Schwarze Schwäne: LEADER SPECIAL-Artikel

Krisen und Katastrophen treffen uns dann besonders hart, wenn die auslösenden Risiken falsch eingeschätzt oder übersehen wurden. Solche Ereignisse werden oft als Schwarze Schwäne bezeichnet. Diese «unknown unknowns» schlagen dort zu, wo unser Risiko-Radar blinde Flecken hat. Der Umgang mit Schwarzen Schwänen verlangt von Organisationen neben Risikomanagement das Denken des Undenkbaren.

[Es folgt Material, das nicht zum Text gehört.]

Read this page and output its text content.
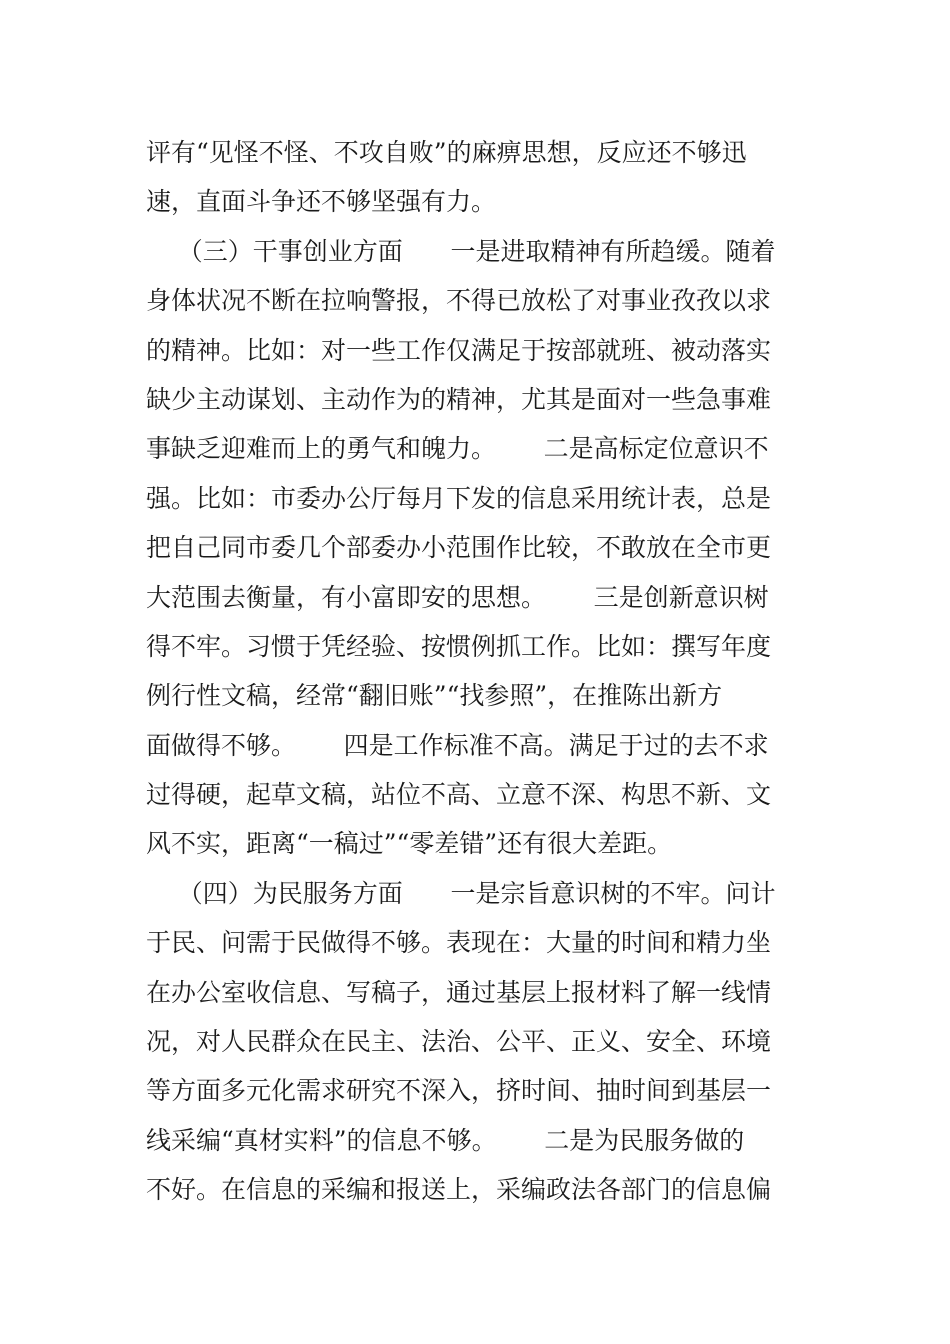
评有“见怪不怪、不攻自败”的麻痹思想，反应还不够迅
速，直面斗争还不够坚强有力。
（三）干事创业方面      一是进取精神有所趋缓。随着
身体状况不断在拉响警报，不得已放松了对事业孜孜以求
的精神。比如：对一些工作仅满足于按部就班、被动落实
缺少主动谋划、主动作为的精神，尤其是面对一些急事难
事缺乏迎难而上的勇气和魄力。      二是高标定位意识不
强。比如：市委办公厅每月下发的信息采用统计表，总是
把自己同市委几个部委办小范围作比较，不敢放在全市更
大范围去衡量，有小富即安的思想。      三是创新意识树
得不牢。习惯于凭经验、按惯例抓工作。比如：撰写年度
例行性文稿，经常“翻旧账”“找参照”，在推陈出新方
面做得不够。      四是工作标准不高。满足于过的去不求
过得硬，起草文稿，站位不高、立意不深、构思不新、文
风不实，距离“一稿过”“零差错”还有很大差距。
（四）为民服务方面      一是宗旨意识树的不牢。问计
于民、问需于民做得不够。表现在：大量的时间和精力坐
在办公室收信息、写稿子，通过基层上报材料了解一线情
况，对人民群众在民主、法治、公平、正义、安全、环境
等方面多元化需求研究不深入，挤时间、抽时间到基层一
线采编“真材实料”的信息不够。      二是为民服务做的
不好。在信息的采编和报送上，采编政法各部门的信息偏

Im Bann der Schwarzen Schwäne - Vom Umgang mit Risiken
Von Dr. Christoph Meili, CEO der Innovationsgesellschaft St.Gallen mbH

Niemand konnte (oder wollte) sich vorstellen, dass der Dow-Jones an einem einzigen Tag 25 % seines Werts verliert. Am 19. Oktober 1987, dem «Black Monday», passierte es. Und niemand konnte (oder wollte) sich vorstellen, dass mit Hypotheken hinterlegte Wertpapiere dereinst eine globale Finanzkrise auslösen würden. Im September 2008 war es soweit: Die globalen Finanzmärkte mussten durch massive Staatshilfen vor dem Kollaps gerettet werden. Und bis im März 2011 konnte (oder wollte) man sich nicht vorstellen, dass im Hightechland Japan eine atomare Katastrophe wie Fukushima möglich ist. All dies sind Beispiele von Schwarzen Schwänen.

Eine neue Art von Risiken?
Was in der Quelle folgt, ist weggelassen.